Si el joven rubio había creído que no podía hundirse más, estaba muy equivocado. Las palabras del supervisor se convirtieron en el lastre que terminó de arrastrarlo hasta el fondo del pozo.

Mi querido muchacho, estarás fuera más pronto de lo que piensas —trató de distraerlo Navekhen—. Ya te he dicho que tu tocayo Tornabuoni se ha visto envuelto, ¿no? Pues verás qué poco tarda su riquísima familia en tomar las riendas y echar tierra sobre la historia. O mucho me equivoco, o te enviarán de vuelta al taller con una inclinación de cabeza y una sacudida en el hombro en menos tiempo del que se tarda en decirlo. No te preocupes, de verdad.

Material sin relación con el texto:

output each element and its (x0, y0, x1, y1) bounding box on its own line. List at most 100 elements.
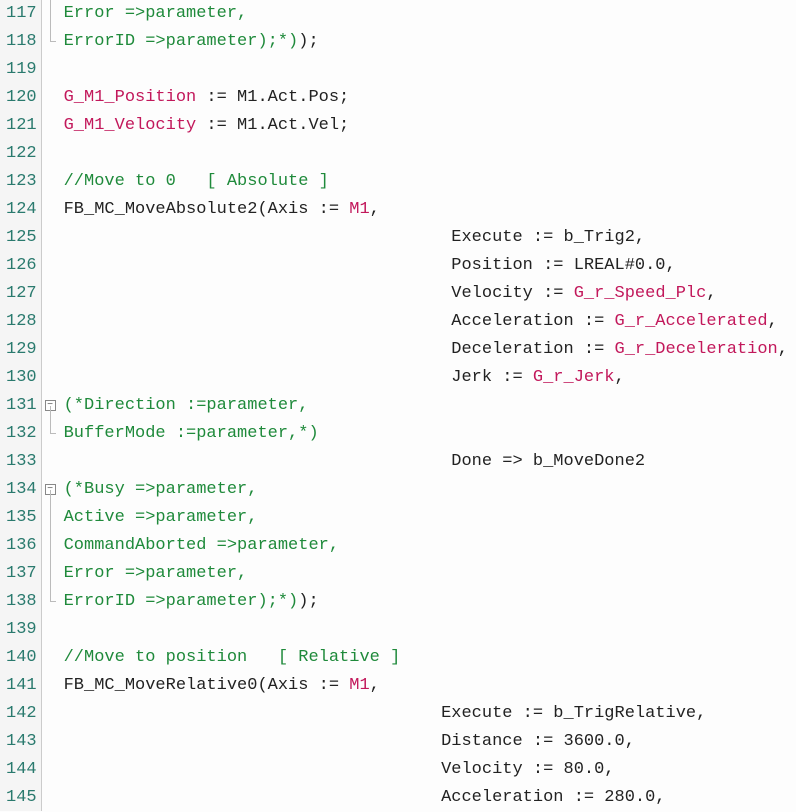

Desde el puesto de observación arriba, en el cielo, Neudan observaba la escena y sufría. Habría dado lo que fuera por bajar para consolar al terráqueo y sacarlo de aquel inmundo agujero. Las cosas, por desgracia, no eran tan sencillas.

Tenía que contentarse con mirar, apretar los puños y saborear la bilis que lo ahogaba desde el rechazo sufrido aquel día en la taberna.







***







Para no faltar a lo acostumbrado, Navekhen estuvo en lo cierto con su predicción sobre el peso que el apellido Tornabuoni tendría en el asunto. Ante la falta de testigos que dieran la cara y de pruebas que respaldasen la acusación, Da Vinci fue liberado y regresó con su maestro. Nunca supo, aunque lo sospechó, que el instigador de la misma había sido un sastre despechado y vengativo. De lo que sí estaba seguro era del duro revés sufrido por su buen nombre y por el del taller de Verrocchio; por eso aceptó sin dudarlo el ofrecimiento que le hizo Andrea de partir a Pistoia junto con Lorenzo di Credi, otro de sus discípulos, para completar un retablo y un cenotafio en la catedral. Permanecería fuera del punto de mira mientras las aguas regresaban a su cauce.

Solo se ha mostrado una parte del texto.